Calculus Limits at Infinity
Please help?

find lim h(x) as x approaches infinity, if possible.

f(x)=
5x^2 - 3x + 7

a) h(x)= f(x)/x
b) h(x)= f(x)/x^2
c) h(x)= f(x)/x^3

Answer 1

a) make factors of given polynomial then divide by x, set limit and get answer

Answer 2

You factor out the largest term. So it would be x\(^2\)

Answer 3

where are you stuck?

Answer 4

so is it like this? f(x)= x^2(5) (3) +7 ?

Answer 5

\(\sf x^2[5-\frac{3}{x} +\frac{7}{x^2}]\)

Answer 6

and do I have to put all that over x?

Answer 7

for b) h(x) = 5 - 3/x + 7/x^2

Answer 8

so what do you think the limit of 5 - 3/x + 7/x^2 is, as x approaches infinity?

Answer 9

How do I solve that? am I supposed to take the square root of everything to cancel out?

Answer 10

no plug in x = infinity into h(x)

Answer 11

what does the value of 3/x approach as x approaches infinity?

Answer 12

it approaches 3+ right?

Answer 13

no:- 3 / infinity is close to what value?

Answer 14

can you see that its zero?

Answer 15

the same goes for 7/x^2
so limit as x --> infinity of 5 - 3/x + 7/x^2 is 5

Answer 16

I don't understand this!! :(

Answer 17

so was I setting a) up correctly?

Answer 18

in the case of a) h(x) = f(x)/x
so h(x) = 5x - 3 + 7/x
now you consider the limit of this as x ---> infinity

Answer 19

ok so I don't have to factor

Answer 20

yeah I have to find the limit of 5x-3+7

Answer 21

and that is 5x-3+7=0
5x+4= 0
x=4/5 ?

Answer 22

Turn the fraction into each of its individual terms, then find the limit of each term individually.
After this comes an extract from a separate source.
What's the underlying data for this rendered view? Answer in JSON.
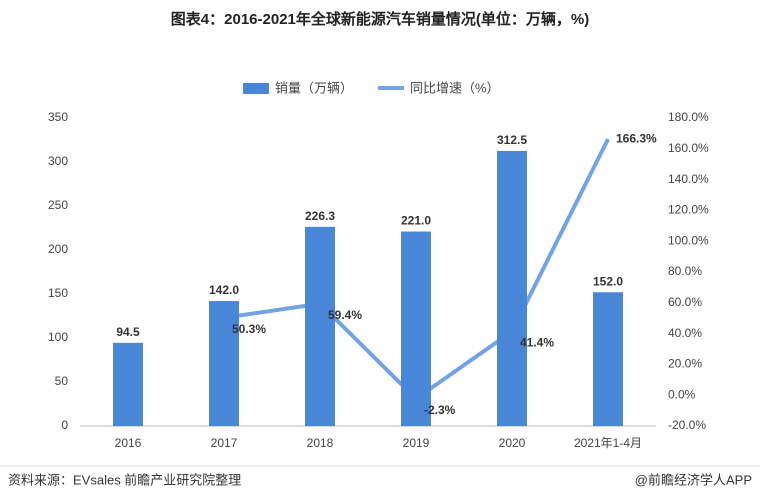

So maybe you have (6x^2-x)/(2x^2) then make it: (6x^2/2x^2)+(-x/2x^2) and see that you have 3-(1/2x) and if you're taking the limit as that approaches infinity, the first term isn't dependent on x, so you have 3+ something else. The 1/(2x) as that approaches infinity approaches 0, so your final answer will be 3+0, or 3 for this example.

Answer 23

ok

Answer 24

thnx